Figure 4.15: Low-power implementation of the radix-8 divider.
standard | low-power | dual voltage | |
blocks | nJ | nJ | (est.) nJ |
control | 0.6 | 0.6 | 0.6 |
clk tree | 0.4 | 0.4 | 0.4 |
mux | 1.4 | 0.2 | 0.2 |
mul. gen. H | 3.1 | 2.2 | 1.1 |
CSA H | 4.4 | 4.4 | 2.2 |
mul. gen. L | 2.6 | 2.2 | 1.1 |
CSA L | 6.0 | 4.8 | 2.4 |
sel. func. | 3.6 | 4.6 | 4.6 |
register Ws | 4.2 | 4.0 | *2.2 |
register Wc | 4.2 | 1.2 | *2.0 |
register qH | - | 0.2 | 0.2 |
register qL | - | 0.2 | 0.2 |
SZD | 3.8 | 0.6 | 0.6 |
C&R unit | 13.4 | 2.8 | *1.0 |
Total [nJ] | 47.5 | 28.5 | 19.0 |
Ratio | 1.00 | 0.60 | 0.40 |
Area [mm2] | 2.2 | 1.8 | - |
Values marked * include level shifters. |
Figure 4.16 shows the breakdown, as a percentage of the total, of the energy dissipated in the main blocks composing the unit.

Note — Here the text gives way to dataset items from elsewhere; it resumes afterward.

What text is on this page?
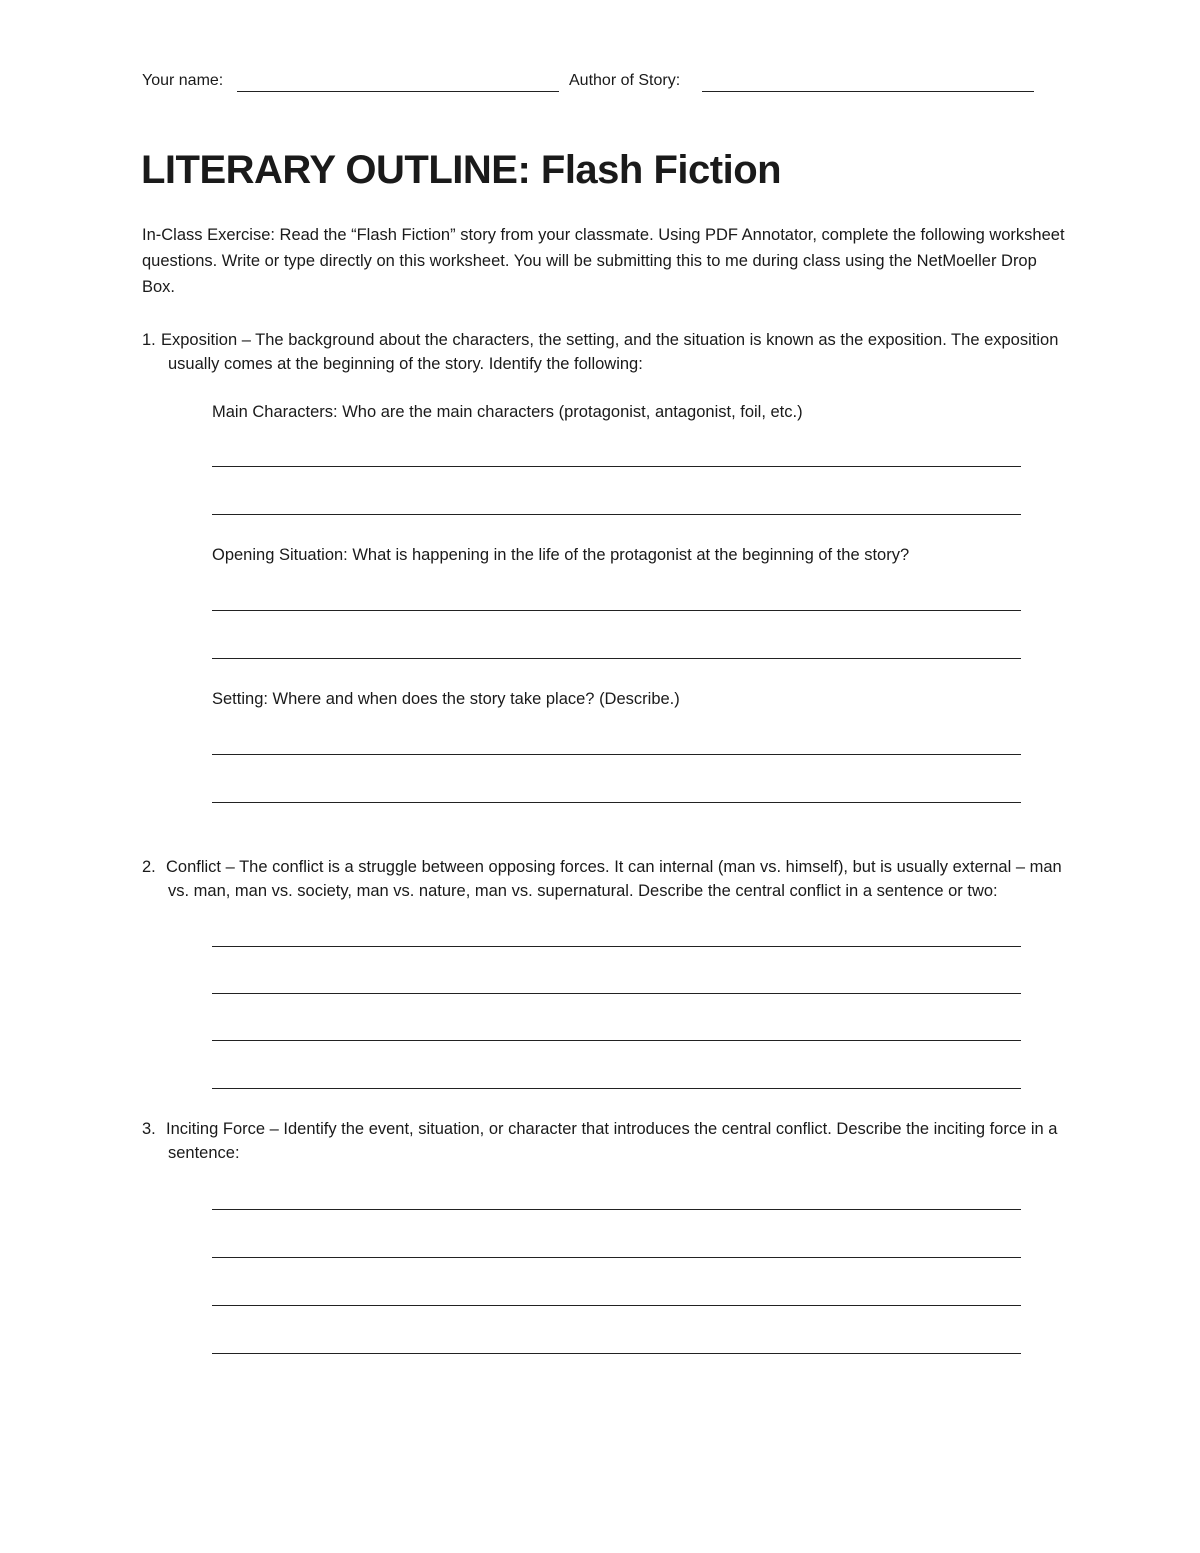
Your name:	Author of Story:
LITERARY OUTLINE: Flash Fiction
In-Class Exercise: Read the “Flash Fiction” story from your classmate. Using PDF Annotator, complete the following worksheet questions. Write or type directly on this worksheet. You will be submitting this to me during class using the NetMoeller Drop Box.
1. Exposition – The background about the characters, the setting, and the situation is known as the exposition. The exposition usually comes at the beginning of the story. Identify the following:
Main Characters: Who are the main characters (protagonist, antagonist, foil, etc.)
Opening Situation: What is happening in the life of the protagonist at the beginning of the story?
Setting: Where and when does the story take place? (Describe.)
2. Conflict – The conflict is a struggle between opposing forces. It can internal (man vs. himself), but is usually external – man vs. man, man vs. society, man vs. nature, man vs. supernatural. Describe the central conflict in a sentence or two:
3. Inciting Force – Identify the event, situation, or character that introduces the central conflict. Describe the inciting force in a sentence:
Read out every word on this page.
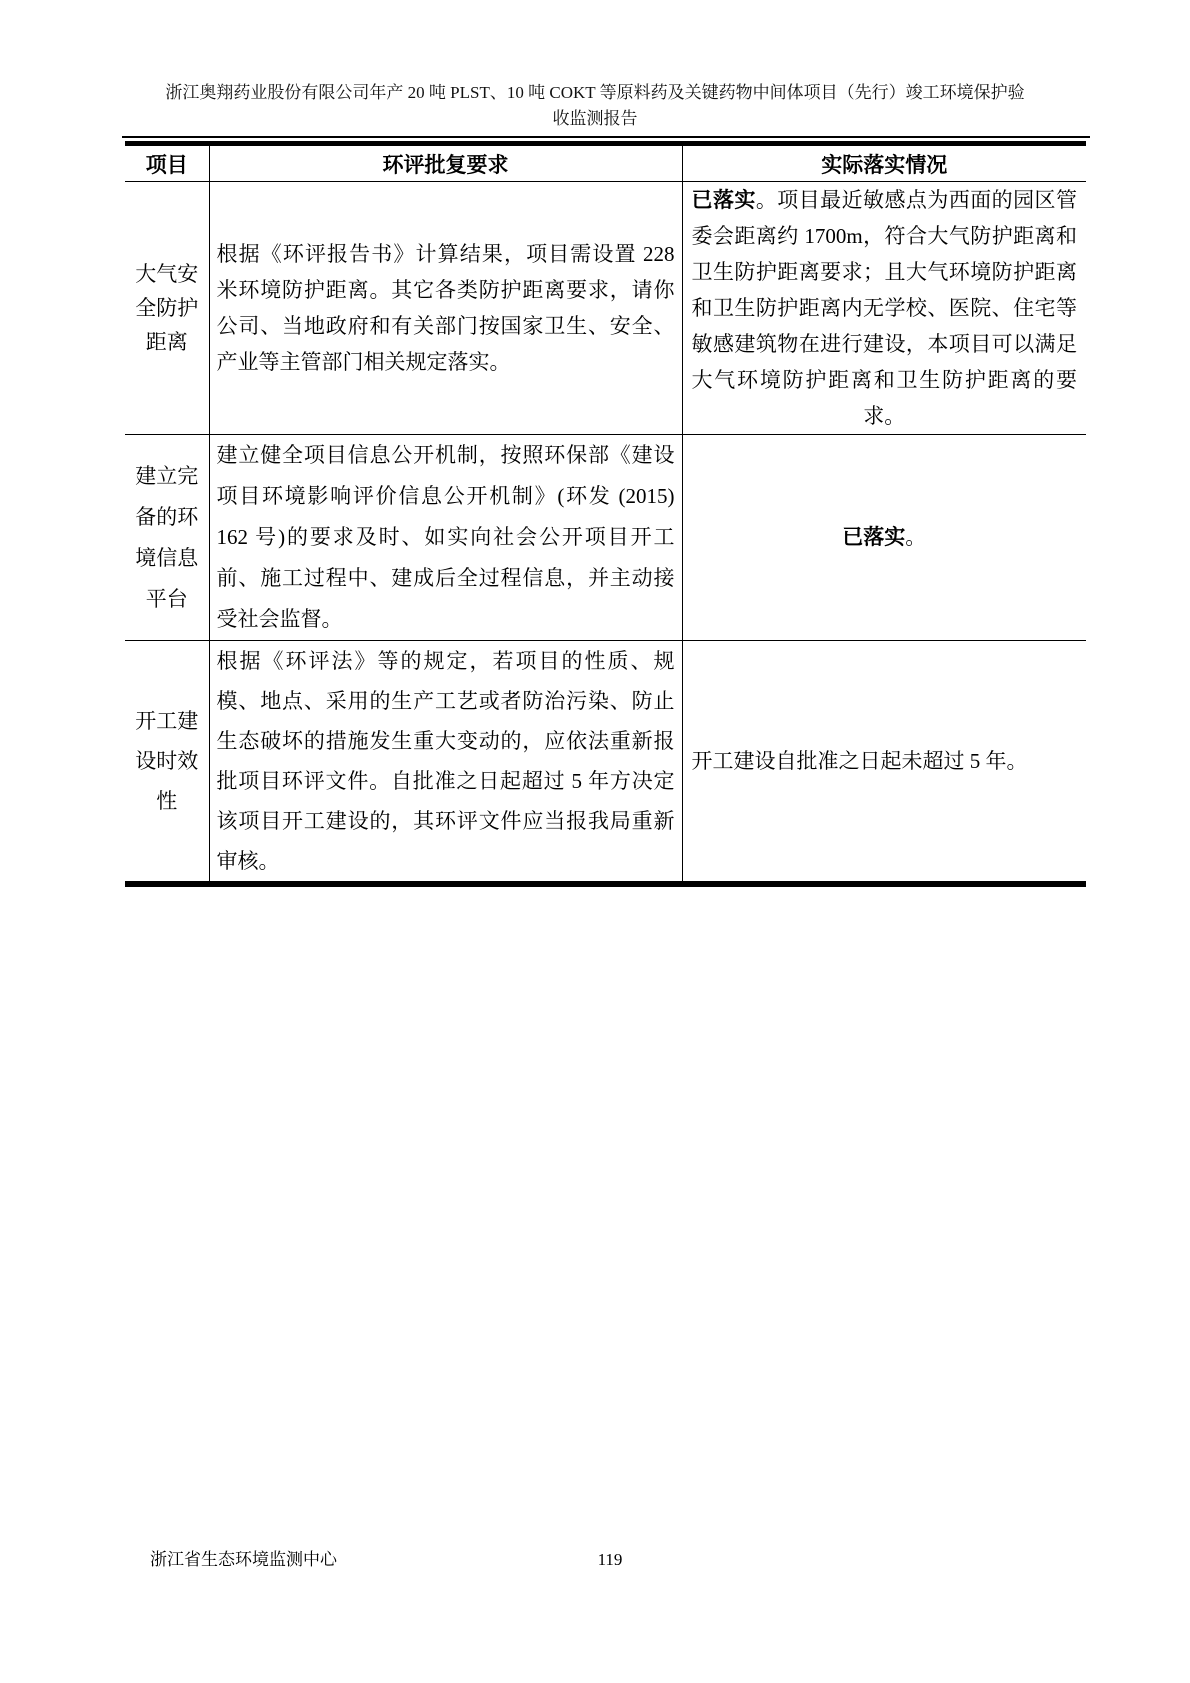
浙江奥翔药业股份有限公司年产 20 吨 PLST、10 吨 COKT 等原料药及关键药物中间体项目（先行）竣工环境保护验
收监测报告
项目	环评批复要求	实际落实情况
大气安全防护距离	根据《环评报告书》计算结果，项目需设置 228 米环境防护距离。其它各类防护距离要求，请你公司、当地政府和有关部门按国家卫生、安全、产业等主管部门相关规定落实。	已落实。项目最近敏感点为西面的园区管委会距离约 1700m，符合大气防护距离和卫生防护距离要求；且大气环境防护距离和卫生防护距离内无学校、医院、住宅等敏感建筑物在进行建设，本项目可以满足大气环境防护距离和卫生防护距离的要求。
建立完备的环境信息平台	建立健全项目信息公开机制，按照环保部《建设项目环境影响评价信息公开机制》(环发 (2015) 162 号)的要求及时、如实向社会公开项目开工前、施工过程中、建成后全过程信息，并主动接受社会监督。	已落实。
开工建设时效性	根据《环评法》等的规定，若项目的性质、规模、地点、采用的生产工艺或者防治污染、防止生态破坏的措施发生重大变动的，应依法重新报批项目环评文件。自批准之日起超过 5 年方决定该项目开工建设的，其环评文件应当报我局重新审核。	开工建设自批准之日起未超过 5 年。
浙江省生态环境监测中心	119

Figure 4.16: Percentage of energy dissipation in radix-8 divider.
In the l-p implementation the largest part of the energy is dissipated in the CSAs (more than 30%), while in the d-v estimate the largest portion is equally distributed (about 25% of the total for each block) among the two CSAs, the two registers W and the selection function.
In [34] a radix-8 divider is implemented by overlapping three radix-2 stages and computing the quotient digits in parallel. Moreover, the next partial remainder (ws and wc) is calculated speculatively for each possible quotient digit. This scheme, indicated here as r8overlap, is implemented in the Sun UltraSPARC FP-unit. As described in [34], the critical path is: 1 ×SEL + 2 ×CSA + 3 ×MUX
In order to compare the r8overlap division unit with our radix-8 divider, we made the following assumptions:
With these assumptions, we can reasonably estimate the pre-layout critical path of r8overlap as:
SEL | + 2 CSA | + 3 MUX | + buff. | + reg. |
1.9 | + 1.6 | + 1.5 | + 0.7 | + 1.3 = 7.0 ns |
This is similar to the critical path (pre-layout) of the radix-8 unit described here:
SEL(qL) | + mult | + HA | + reg | ||
3.8 | + 1.2 | + 0.5 | + 1.3 | = 6.8 ns. | |
SEL(qH) | + mult | + HA | + FA | + reg | |
3.0 | + 1.2 | + 0.5 | + 0.8 | + 1.3 | = 6.8 ns. |
As for the area, Table 4.5 shows a comparison of the number of the wider (bitwise) blocks. Register QN in r8overlap can be eliminated by introducing register C. However it is not possible to change the representation of wC (e.g. reducing the size of register Wc) without penalizing the performance. Moreover, the resulting selection function of the overlapped implementation is about twice as large as the radix-8 SEL. In conclusion, it is reasonable to assume that the area of our divider is significantly smaller.
r8overlap | radix-8 | |||
no. CSAs | 6 | 2 | ||
no. mux/mult | 6 | 2 | ||
no. registers | 4 | (Ws, Wc, Q, QN) | 2.7 | (Ws, Wc/3, Q, C) |
We don't have data available on the energy consumption of the r8overlap division unit, but considering the larger area (larger current drawn) and roughly the same operation latency, we conclude that the energy dissipation is smaller in our implementation. Furthermore, the energy reduction techniques applied in the radix-8 divider might not be effective in the r8overlap scheme.
4 Smaller area implies smaller capacitance and usually reduced energy dissipation.